New Democracy, which supports Greece’s international bailout agreements, led by a margin of as much as 5.7 percentage points over Syriza, the main party opposed to implementing the terms of financial aid packages, according to a poll by Kapa Research SA for To Vima newspaper.
“Greeks are heading for the polls with different intentions than in the May 6 elections, as a large part of the electorate seems to be replacing its anger with concern for the dangers of leaving the country ungoverned and of an exit from the euro,” Athens-based To Vima said.
The country would go bankrupt, exit the euro and incur greater suffering if it unilaterally broke its loan agreements with international lenders instead of adhering to the deals, Samaras said in a speech to party activists in Athens today.
While New Democracy came first in May 6 parliamentary elections, ahead of Syriza, it failed to secure a parliamentary majority.

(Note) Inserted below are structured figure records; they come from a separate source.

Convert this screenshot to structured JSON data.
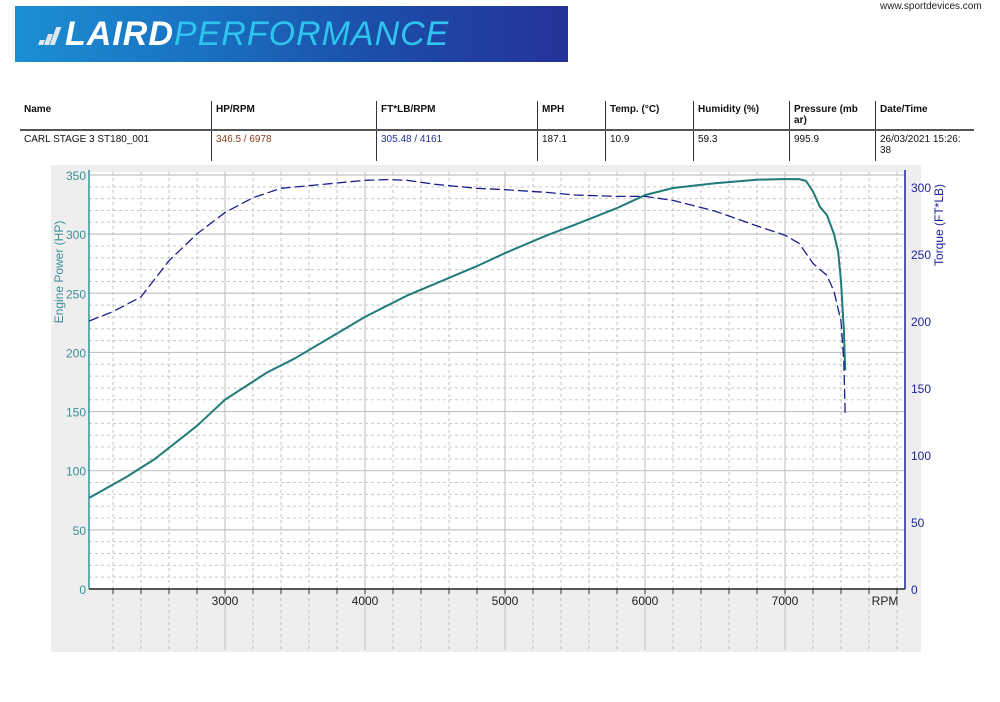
{
  "header": {
    "logo": {
      "part1": "LAIRD",
      "part2": "PERFORMANCE"
    },
    "site_url": "www.sportdevices.com"
  },
  "info_table": {
    "columns": [
      "Name",
      "HP/RPM",
      "FT*LB/RPM",
      "MPH",
      "Temp. (°C)",
      "Humidity (%)",
      "Pressure (mb ar)",
      "Date/Time"
    ],
    "row": {
      "name": "CARL STAGE 3 ST180_001",
      "hp_rpm": "346.5 / 6978",
      "torque_rpm": "305.48 / 4161",
      "mph": "187.1",
      "temp": "10.9",
      "humidity": "59.3",
      "pressure": "995.9",
      "datetime": "26/03/2021 15:26: 38"
    }
  },
  "colors": {
    "power_line": "#1f7a7a",
    "torque_line": "#1a1f8c",
    "left_axis": "#3a8f9a",
    "right_axis": "#1e2399",
    "hp_value": "#8b3a1a",
    "torque_value": "#1e2f99",
    "plot_bg": "#ffffff",
    "outer_bg": "#eeeeee"
  },
  "chart_data": {
    "type": "line",
    "title": "",
    "xlabel": "RPM",
    "ylabel": "Engine Power (HP)",
    "y2label": "Torque (FT*LB)",
    "xlim": [
      2030,
      7850
    ],
    "ylim": [
      0,
      352
    ],
    "y2lim": [
      0,
      312
    ],
    "x_ticks": [
      3000,
      4000,
      5000,
      6000,
      7000
    ],
    "y_ticks": [
      0,
      50,
      100,
      150,
      200,
      250,
      300,
      350
    ],
    "y2_ticks": [
      0,
      50,
      100,
      150,
      200,
      250,
      300
    ],
    "grid": true,
    "legend": "none",
    "series": [
      {
        "name": "Engine Power (HP)",
        "axis": "left",
        "style": "solid",
        "x": [
          2030,
          2300,
          2500,
          2800,
          3000,
          3300,
          3500,
          3800,
          4000,
          4300,
          4500,
          4800,
          5000,
          5300,
          5500,
          5800,
          6000,
          6200,
          6500,
          6800,
          6978,
          7100,
          7150,
          7200,
          7250,
          7300,
          7350,
          7380,
          7400,
          7420,
          7430
        ],
        "values": [
          77,
          95,
          110,
          138,
          160,
          183,
          195,
          216,
          230,
          248,
          258,
          273,
          284,
          299,
          308,
          322,
          333,
          339,
          343,
          346,
          346.5,
          346.5,
          345,
          336,
          323,
          316,
          300,
          285,
          260,
          220,
          185
        ]
      },
      {
        "name": "Torque (FT*LB)",
        "axis": "right",
        "style": "dashed",
        "x": [
          2030,
          2200,
          2400,
          2600,
          2800,
          3000,
          3200,
          3400,
          3600,
          3800,
          4000,
          4161,
          4300,
          4500,
          4800,
          5000,
          5300,
          5500,
          5800,
          6000,
          6200,
          6500,
          6800,
          7000,
          7100,
          7200,
          7300,
          7350,
          7400,
          7420,
          7430
        ],
        "values": [
          200,
          207,
          218,
          245,
          265,
          281,
          292,
          299,
          301,
          303,
          305,
          305.5,
          305,
          302,
          299,
          298,
          296,
          294,
          293,
          293,
          290,
          282,
          271,
          264,
          258,
          243,
          234,
          222,
          200,
          170,
          130
        ]
      }
    ]
  }
}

President Karolos Papoulias set June 17 as the date for new elections after the ballot produced a hung parliament, with parties unable to agree on forming a coalition government.
A return to the drachma would see incomes in Greece and the value of bank deposits and property fall by at least half within a few days, Samaras said. The reintroduced currency would quickly depreciate by at least 50 percent, prices would rise by at least 25 percent and the country’s debt as a percentage of gross domestic product would double, he said.

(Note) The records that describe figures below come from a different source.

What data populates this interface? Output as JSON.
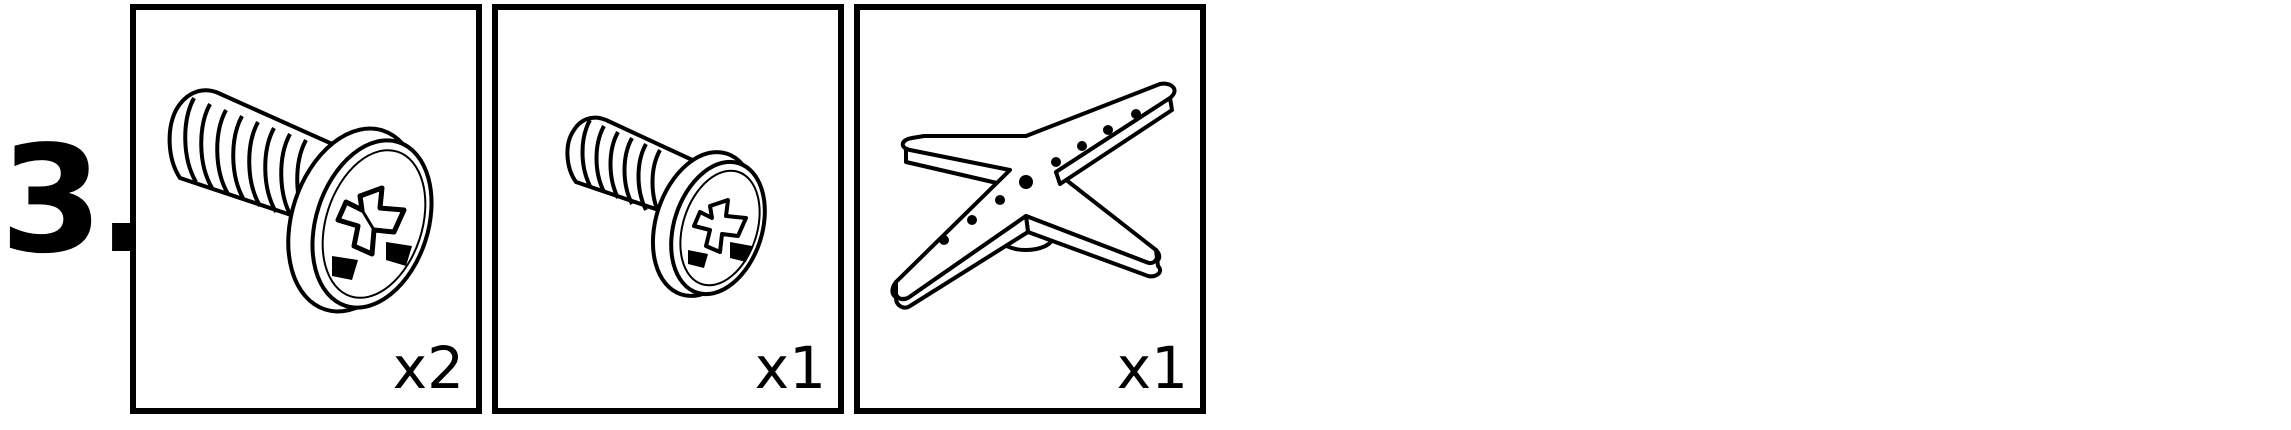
{
  "step": {
    "number_label": "3."
  },
  "parts": [
    {
      "icon": "large-phillips-screw-icon",
      "quantity": "x2"
    },
    {
      "icon": "small-phillips-screw-icon",
      "quantity": "x1"
    },
    {
      "icon": "servo-cross-horn-icon",
      "quantity": "x1"
    }
  ]
}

“No society, no economy and no democracy can tolerate such a sudden collapse in so little time” and comparisons with Argentina’s recovery from its 2001 financial collapse aren’t valid, Samaras said. “Even when Argentina went bankrupt, it was fully sufficient in food and exported meat and grain around the world. What does Greece produce that it can export?”
One of today’s polls, by Marc SA for the Athens-based Ethnos newspaper, gave New Democracy a 2.2 percent point lead over Syriza and said the result would give Samaras’s party 125 seats in the 300-member parliament, enabling it to form a pro-bailout coalition government. The Socialist Pasok party would get 41 seats, according to the poll, enabling the two political groups, who were partners in Greece’s interim government led by Lucas Papademos, to form a coalition.

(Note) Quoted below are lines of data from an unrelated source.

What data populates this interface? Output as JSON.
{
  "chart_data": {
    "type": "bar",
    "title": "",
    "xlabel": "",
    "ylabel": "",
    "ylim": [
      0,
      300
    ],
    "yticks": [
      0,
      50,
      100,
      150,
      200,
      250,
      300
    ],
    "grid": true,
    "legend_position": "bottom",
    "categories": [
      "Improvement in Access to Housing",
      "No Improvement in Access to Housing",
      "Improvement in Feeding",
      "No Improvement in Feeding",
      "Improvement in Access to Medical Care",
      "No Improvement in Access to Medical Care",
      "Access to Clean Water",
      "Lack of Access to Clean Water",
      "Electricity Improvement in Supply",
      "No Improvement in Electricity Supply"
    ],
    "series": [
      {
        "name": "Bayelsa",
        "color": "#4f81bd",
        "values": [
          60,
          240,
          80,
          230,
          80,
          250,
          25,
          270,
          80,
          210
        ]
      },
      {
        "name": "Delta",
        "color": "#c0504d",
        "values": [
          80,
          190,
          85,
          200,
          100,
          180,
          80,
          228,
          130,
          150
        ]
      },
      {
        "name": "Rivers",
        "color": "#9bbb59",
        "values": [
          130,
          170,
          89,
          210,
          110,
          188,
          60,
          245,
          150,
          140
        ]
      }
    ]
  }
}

Greeks would be wrong to believe the nation could remain within the euro region if the country chose not to respect the bailout programs, Samaras said. While a Greek exit would cost Europe 500 billion euros ($600 billion) to 1 trillion euros, allowing it to stay without keeping to the terms of the deal may prompt Portugal, Spain and Italy to pursue a similar path, he said. The bill for that would be 10 times higher, he said.
The cost of Greece exiting the 17-nation euro area would be unmanageable and probably exceed the 1 trillion euros previously estimated by the Institute of International Finance, Charles Dallara, the group’s managing director said yesterday. The projection from earlier this year is “a bit dated now” and “probably on the low side,” he said.
IMF Managing Director Christine Lagarde urged Greeks to adhere to the terms of the international memorandum in an interview with the U.K.’s Guardian newspaper published today, calling on those in the country who try to avoid taxes to help themselves collectively by paying what they owe.
Syriza leader Alexis Tsipras didn’t have any public campaign events today.